Bloody doctors. I was surrounded by them at every turn in my life. I was going to become the anti-doctor, whatever that was. Although, I suppose after my actions tonight, I’d become just that.

“Good for him,” I answered, not able to stand much more of this. I wasn’t good with long goodbyes; any goodbyes at all, in fact. Ty wasn’t safe around me, but he was around Emma most of the time. Therefore, Emma wasn’t safe around me either. At this juncture, good-bye was the only option.

“Wait,” she said, reaching her arm across me, stalling my efforts of shifting into gear. “We’ve got a date scheduled for this weekend. Girl’s choice,” she said, like the fight that would become a legend at Stanford for the next two generations hadn’t just gone down. “Meet me at this address tomorrow night. Six o’clock?” she said, handing me a piece of paper with a location scrolled on it.

She waited for me to show some recognition that I’d heard her and would be there, unmoving, her hand still folded over the one of mine gripping the shifter. She wasn’t allowing me to run away like I wanted to. She was holding me accountable, holding me to her.

Knowing this was my chance to end it, to save her from the mess that was Patrick Hayward, I nodded my answer. “I’ll be there.”

“Good,” she said, obviously satisfied as she removed her hand from mine and stepped away from the window. “Don’t be late.”

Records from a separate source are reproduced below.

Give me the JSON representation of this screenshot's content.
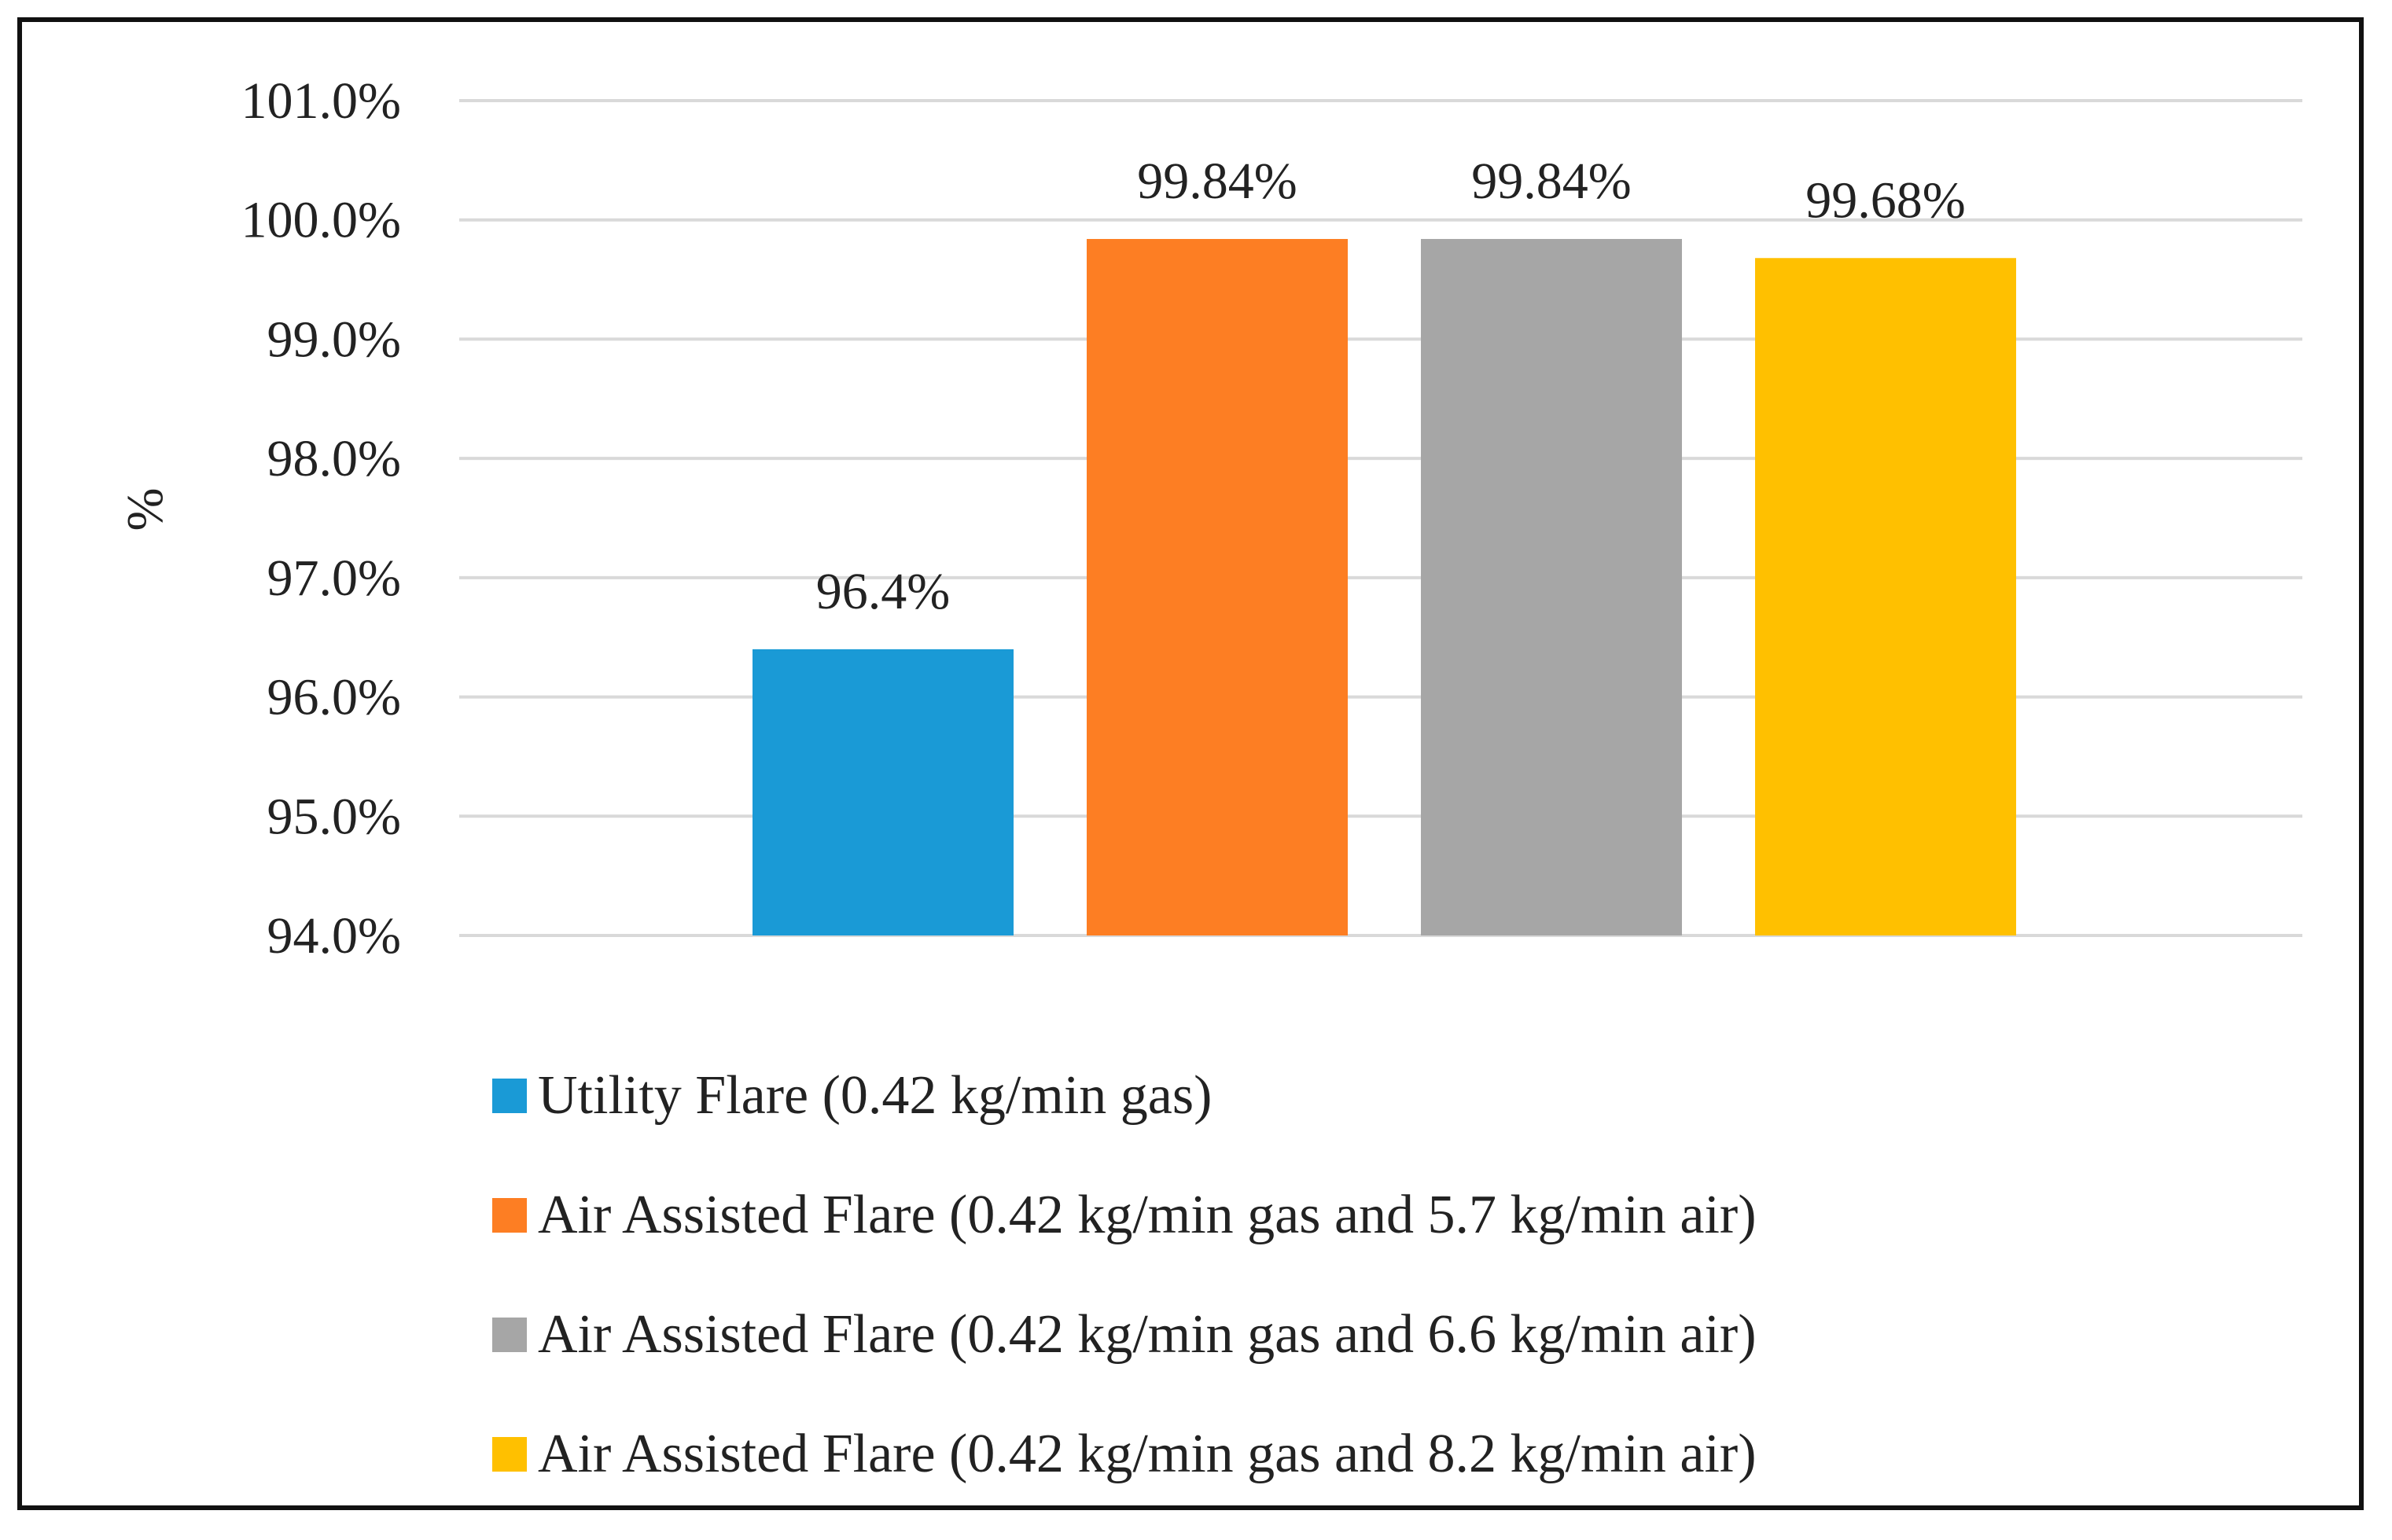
{
  "chart_data": {
    "type": "bar",
    "title": "",
    "xlabel": "",
    "ylabel": "%",
    "ylim": [
      94.0,
      101.0
    ],
    "yticks": [
      "94.0%",
      "95.0%",
      "96.0%",
      "97.0%",
      "98.0%",
      "99.0%",
      "100.0%",
      "101.0%"
    ],
    "ytick_values": [
      94,
      95,
      96,
      97,
      98,
      99,
      100,
      101
    ],
    "grid": true,
    "legend_position": "bottom",
    "series": [
      {
        "name": "Utility Flare (0.42 kg/min gas)",
        "value": 96.4,
        "label": "96.4%",
        "color": "#1a9ad6"
      },
      {
        "name": "Air Assisted Flare (0.42 kg/min gas and 5.7 kg/min air)",
        "value": 99.84,
        "label": "99.84%",
        "color": "#fd7e23"
      },
      {
        "name": "Air Assisted Flare (0.42 kg/min gas and 6.6 kg/min air)",
        "value": 99.84,
        "label": "99.84%",
        "color": "#a6a6a6"
      },
      {
        "name": "Air Assisted Flare (0.42 kg/min gas and 8.2 kg/min air)",
        "value": 99.68,
        "label": "99.68%",
        "color": "#ffc000"
      }
    ]
  }
}
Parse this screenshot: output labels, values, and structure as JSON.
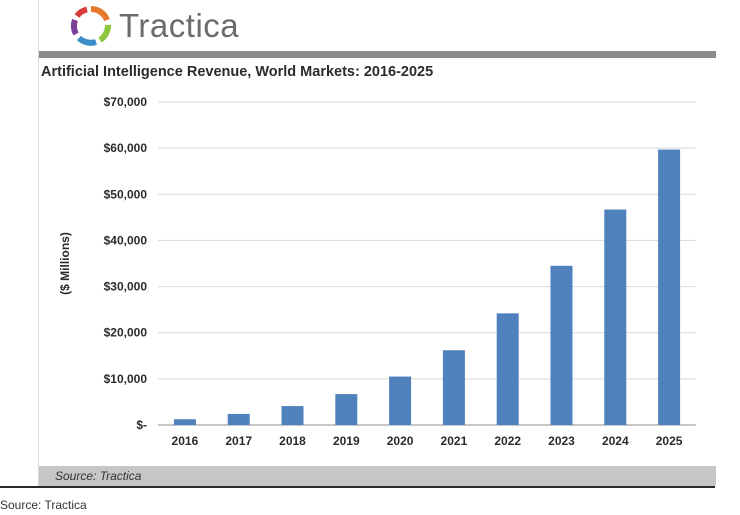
{
  "brand": {
    "name": "Tractica"
  },
  "chart_data": {
    "type": "bar",
    "title": "Artificial Intelligence Revenue, World Markets: 2016-2025",
    "xlabel": "",
    "ylabel": "($ Millions)",
    "categories": [
      "2016",
      "2017",
      "2018",
      "2019",
      "2020",
      "2021",
      "2022",
      "2023",
      "2024",
      "2025"
    ],
    "values": [
      1250,
      2400,
      4100,
      6700,
      10500,
      16200,
      24200,
      34500,
      46700,
      59700
    ],
    "ylim": [
      0,
      70000
    ],
    "yticks": [
      0,
      10000,
      20000,
      30000,
      40000,
      50000,
      60000,
      70000
    ],
    "ytick_labels": [
      "$-",
      "$10,000",
      "$20,000",
      "$30,000",
      "$40,000",
      "$50,000",
      "$60,000",
      "$70,000"
    ],
    "grid": true,
    "bar_color": "#4f81bd",
    "grid_color": "#d9d9d9"
  },
  "source_bar": {
    "text": "Source: Tractica"
  },
  "caption": {
    "text": "Source: Tractica"
  }
}
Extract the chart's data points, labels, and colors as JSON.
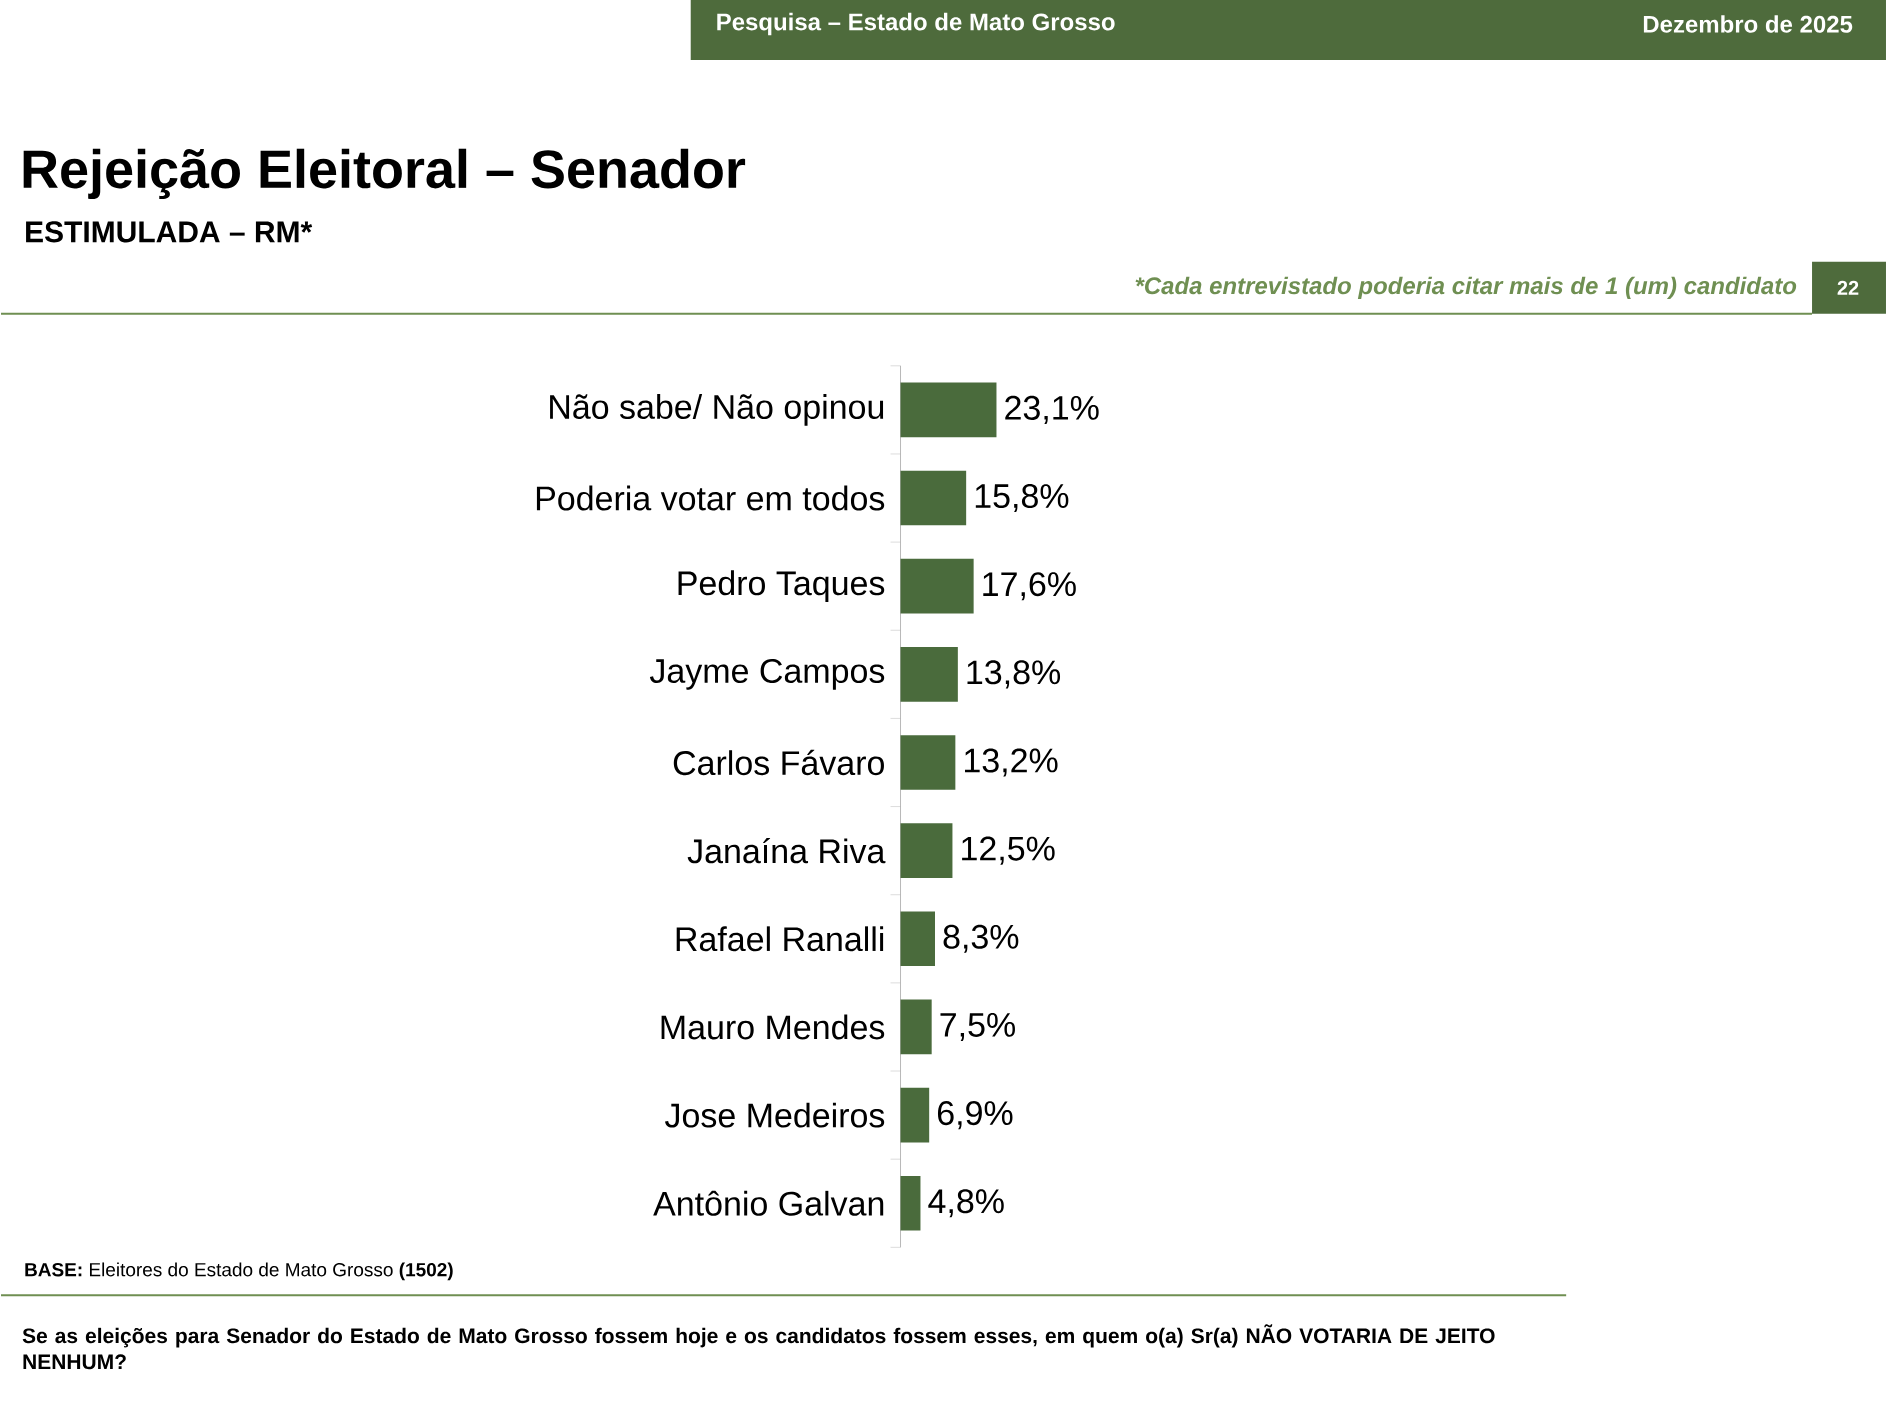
{
  "chart_data": {
    "type": "bar",
    "orientation": "horizontal",
    "title": "Rejeição Eleitoral – Senador",
    "subtitle": "ESTIMULADA – RM*",
    "categories": [
      "Não sabe/ Não opinou",
      "Poderia votar em todos",
      "Pedro Taques",
      "Jayme Campos",
      "Carlos Fávaro",
      "Janaína Riva",
      "Rafael Ranalli",
      "Mauro Mendes",
      "Jose Medeiros",
      "Antônio Galvan"
    ],
    "values": [
      23.1,
      15.8,
      17.6,
      13.8,
      13.2,
      12.5,
      8.3,
      7.5,
      6.9,
      4.8
    ],
    "value_labels": [
      "23,1%",
      "15,8%",
      "17,6%",
      "13,8%",
      "13,2%",
      "12,5%",
      "8,3%",
      "7,5%",
      "6,9%",
      "4,8%"
    ],
    "color": "#4a6b3c",
    "annotations": [
      "Pesquisa – Estado de Mato Grosso",
      "Dezembro de 2025",
      "*Cada entrevistado poderia citar mais de 1 (um) candidato",
      "22",
      "**BASE:** Eleitores do Estado de Mato Grosso **(1502)**",
      "Se as eleições para Senador do Estado de Mato Grosso fossem hoje e os candidatos fossem esses, em quem o(a) Sr(a) NÃO VOTARIA DE JEITO NENHUM?"
    ]
  }
}
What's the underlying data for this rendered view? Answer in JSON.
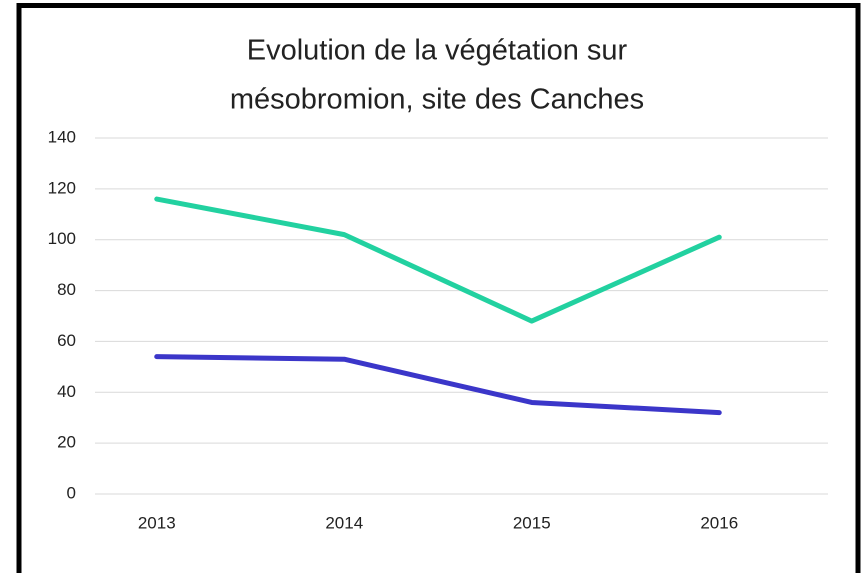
{
  "chart_data": {
    "type": "line",
    "title": [
      "Evolution de la végétation sur",
      "mésobromion, site des Canches"
    ],
    "categories": [
      "2013",
      "2014",
      "2015",
      "2016"
    ],
    "series": [
      {
        "color": "#22d1a0",
        "values": [
          116,
          102,
          68,
          101
        ]
      },
      {
        "color": "#3b36c9",
        "values": [
          54,
          53,
          36,
          32
        ]
      }
    ],
    "ylim": [
      0,
      140
    ],
    "yticks": [
      0,
      20,
      40,
      60,
      80,
      100,
      120,
      140
    ],
    "grid": true
  }
}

As the tires screeched over the pavement, tattooing the road with a couple of black streaks, I knew I shouldn’t go. Emma getting stood up on our “pretend” date was a million times better than me showing up and dragging her further into my dangerous life. We were two different beings, our paths in life would never intersect, no matter how hard we tried to force them. When the stars had aligned, mine had been as far away from hers as the universe could put us. The only answer, the only acceptable solution, was to stay as far away from Emma Scarlett as Stanford would allow.

A few miles, an on-ramp, and a hundred and ten MPHs later, all these warnings were forgotten. Setting barricades up between Emma and me was pointless—there was nothing that could stop me when I came charging through, as I knew I would every time.

I wouldn’t only be on time tomorrow night, I’d be ten minutes early.